Deslizámos em silêncio para o meio da corrente, que, apesar de fraca, não permitia que o bote permanecesse estacionário como num lago. Preocupei-me, por isso, em orientar a proa no sentido da corrente, corrigindo o nosso avanço involuntário com ocasionais movimentos dos remos. A Adèle reclinara-se na popa, com as pontas dos cabelos de nórdica submergidas no Douro e oferecendo a sua garganta branca à Lua e ao meu olhar.
Esgotado o meu conhecimento sobre constelações, e ainda com os contornos fantasiosos da casa da Quinta à vista, como se estivéssemos no meio do Lago Léman, a rapariga belga, inspirada por essa mesma divertida imagem nocturna de uma Suíça duriense, enveredou pela história de Mary Shelley, de que parecia ter decorado longos parágrafos da Wikipédia. Falou da mãe da escritora, a feminista Mary Wollstonecraft, e do seu pai, o filósofo William Baldwin. A Adèle estava simplesmente a fruir um tema que a entusiasmava e, com intenção ou não, a dar-me a conhecer a sua adesão a ideais de amor livre, mas eu ficara retido umas passagens atrás, na entrada do seu dicionário que falava dos escritos de Baldwin sobre o casamento enquanto «monopólio repressivo».
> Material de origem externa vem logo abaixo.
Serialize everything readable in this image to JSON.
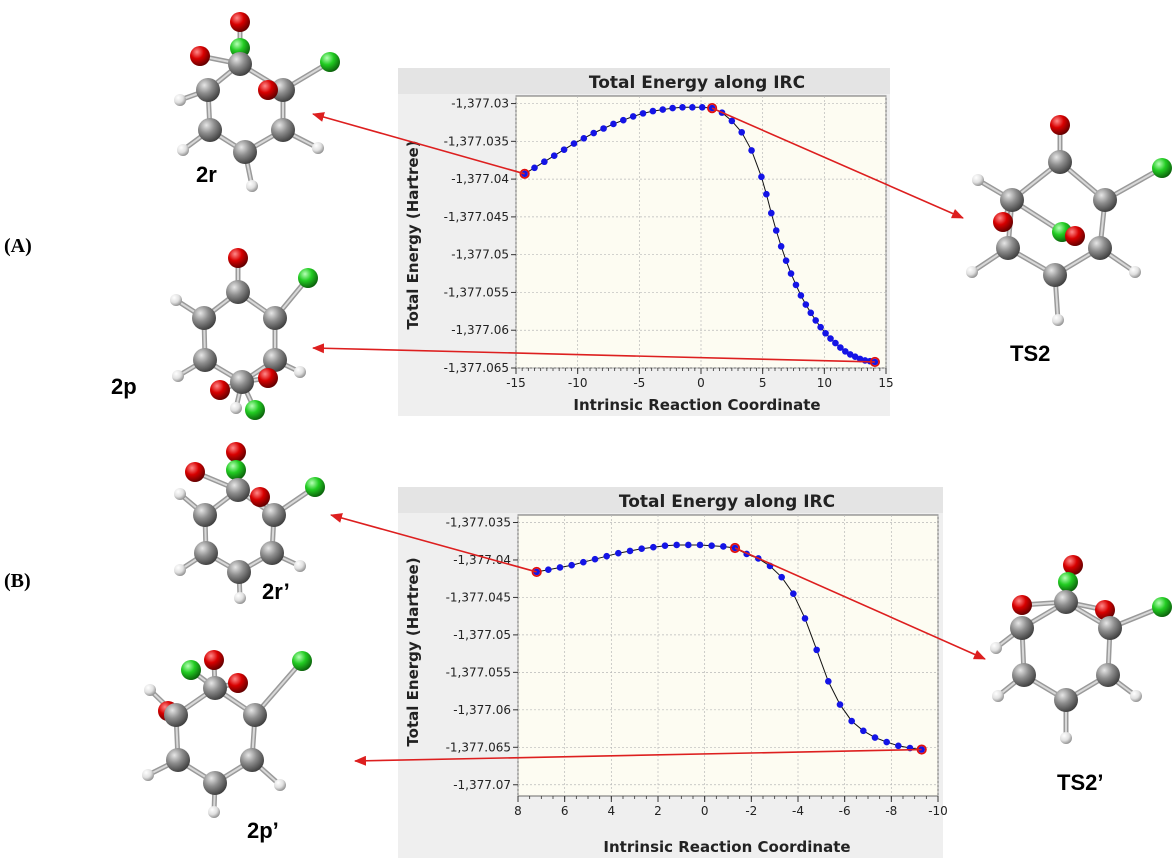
{
  "panels": {
    "a_label": "(A)",
    "b_label": "(B)"
  },
  "molecules": {
    "a_reactant": "2r",
    "a_product": "2p",
    "a_ts": "TS2",
    "b_reactant": "2r’",
    "b_product": "2p’",
    "b_ts": "TS2’"
  },
  "colors": {
    "series": "#1414e6",
    "line": "#111111",
    "highlight": "#e01010",
    "arrow": "#dd1f1f",
    "plot_bg": "#fdfcf2",
    "frame_bg": "#efefef",
    "carbon": "#8a8a8a",
    "oxygen": "#d10000",
    "chlorine": "#22cc22",
    "hydrogen": "#e8e8e8"
  },
  "chart_data": [
    {
      "type": "scatter",
      "title": "Total Energy along IRC",
      "xlabel": "Intrinsic Reaction Coordinate",
      "ylabel": "Total Energy (Hartree)",
      "xlim": [
        -15,
        15
      ],
      "ylim": [
        -1377.065,
        -1377.029
      ],
      "xticks": [
        -15,
        -10,
        -5,
        0,
        5,
        10,
        15
      ],
      "xtick_labels": [
        "-15",
        "-10",
        "-5",
        "0",
        "5",
        "10",
        "15"
      ],
      "yticks": [
        -1377.03,
        -1377.035,
        -1377.04,
        -1377.045,
        -1377.05,
        -1377.055,
        -1377.06,
        -1377.065
      ],
      "ytick_labels": [
        "-1,377.03",
        "-1,377.035",
        "-1,377.04",
        "-1,377.045",
        "-1,377.05",
        "-1,377.055",
        "-1,377.06",
        "-1,377.065"
      ],
      "grid": true,
      "series": [
        {
          "x": [
            -14.3,
            -13.5,
            -12.7,
            -11.9,
            -11.1,
            -10.3,
            -9.5,
            -8.7,
            -7.9,
            -7.1,
            -6.3,
            -5.5,
            -4.7,
            -3.9,
            -3.1,
            -2.3,
            -1.5,
            -0.7,
            0.1,
            0.9,
            1.7,
            2.5,
            3.3,
            4.1,
            4.9,
            5.3,
            5.7,
            6.1,
            6.5,
            6.9,
            7.3,
            7.7,
            8.1,
            8.5,
            8.9,
            9.3,
            9.7,
            10.1,
            10.5,
            10.9,
            11.3,
            11.7,
            12.1,
            12.5,
            12.9,
            13.3,
            13.7,
            14.1
          ],
          "y": [
            -1377.0393,
            -1377.0385,
            -1377.0377,
            -1377.0369,
            -1377.0361,
            -1377.0353,
            -1377.0346,
            -1377.0339,
            -1377.0333,
            -1377.0327,
            -1377.0322,
            -1377.0317,
            -1377.0313,
            -1377.031,
            -1377.0308,
            -1377.0306,
            -1377.0305,
            -1377.0305,
            -1377.0305,
            -1377.0306,
            -1377.0312,
            -1377.0323,
            -1377.0338,
            -1377.0362,
            -1377.0397,
            -1377.042,
            -1377.0445,
            -1377.0468,
            -1377.0489,
            -1377.0508,
            -1377.0525,
            -1377.054,
            -1377.0554,
            -1377.0566,
            -1377.0577,
            -1377.0587,
            -1377.0596,
            -1377.0604,
            -1377.0611,
            -1377.0617,
            -1377.0623,
            -1377.0628,
            -1377.0632,
            -1377.0635,
            -1377.0638,
            -1377.064,
            -1377.0641,
            -1377.0642
          ]
        }
      ],
      "highlighted_points": [
        {
          "x": -14.3,
          "y": -1377.0393
        },
        {
          "x": 0.9,
          "y": -1377.0306
        },
        {
          "x": 14.1,
          "y": -1377.0642
        }
      ]
    },
    {
      "type": "scatter",
      "title": "Total Energy along IRC",
      "xlabel": "Intrinsic Reaction Coordinate",
      "ylabel": "Total Energy (Hartree)",
      "xlim": [
        8,
        -10
      ],
      "x_reversed": true,
      "ylim": [
        -1377.0715,
        -1377.034
      ],
      "xticks": [
        8,
        6,
        4,
        2,
        0,
        -2,
        -4,
        -6,
        -8,
        -10
      ],
      "xtick_labels": [
        "8",
        "6",
        "4",
        "2",
        "0",
        "-2",
        "-4",
        "-6",
        "-8",
        "-10"
      ],
      "yticks": [
        -1377.035,
        -1377.04,
        -1377.045,
        -1377.05,
        -1377.055,
        -1377.06,
        -1377.065,
        -1377.07
      ],
      "ytick_labels": [
        "-1,377.035",
        "-1,377.04",
        "-1,377.045",
        "-1,377.05",
        "-1,377.055",
        "-1,377.06",
        "-1,377.065",
        "-1,377.07"
      ],
      "grid": true,
      "series": [
        {
          "x": [
            7.2,
            6.7,
            6.2,
            5.7,
            5.2,
            4.7,
            4.2,
            3.7,
            3.2,
            2.7,
            2.2,
            1.7,
            1.2,
            0.7,
            0.2,
            -0.3,
            -0.8,
            -1.3,
            -1.8,
            -2.3,
            -2.8,
            -3.3,
            -3.8,
            -4.3,
            -4.8,
            -5.3,
            -5.8,
            -6.3,
            -6.8,
            -7.3,
            -7.8,
            -8.3,
            -8.8,
            -9.3
          ],
          "y": [
            -1377.0416,
            -1377.0413,
            -1377.041,
            -1377.0407,
            -1377.0403,
            -1377.0399,
            -1377.0395,
            -1377.0391,
            -1377.0388,
            -1377.0385,
            -1377.0383,
            -1377.0381,
            -1377.038,
            -1377.038,
            -1377.038,
            -1377.0381,
            -1377.0382,
            -1377.0384,
            -1377.0392,
            -1377.0398,
            -1377.0408,
            -1377.0423,
            -1377.0445,
            -1377.0478,
            -1377.052,
            -1377.0562,
            -1377.0593,
            -1377.0615,
            -1377.0628,
            -1377.0637,
            -1377.0643,
            -1377.0648,
            -1377.0651,
            -1377.0653
          ]
        }
      ],
      "highlighted_points": [
        {
          "x": 7.2,
          "y": -1377.0416
        },
        {
          "x": -1.3,
          "y": -1377.0384
        },
        {
          "x": -9.3,
          "y": -1377.0653
        }
      ]
    }
  ]
}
A linhagem Wollstonecraft/Baldwin/Shelley era algo mais do que eu poderia suportar. Toda aquela gente de espírito livre, tão sensata e avançada quanto às relações entre homens e mulheres, parecia ter sido convocada para me fazer enfrentar os meus fantasmas recentes. Se a Adèle tencionava ter comigo o seu caso amoroso no Douro Superior dera um passo em falso com aquela digressão de enciclopédia online. Eu teria sido facilmente seduzido, naquele tão agudo estado de carência, mas, pelo menos de momento, ocorria-me tudo menos ter sexo com ela no fundo impermeabilizado do bote da Quinta de Pompeia. Antes que, de Shelley, me viesse à inspiração Frankenstein, um ser de um romantismo menos delicado, remei com furiosa urgência até ao cais, alegando efeitos secundários do jantar, de costume tão saboroso e serenamente digerível.»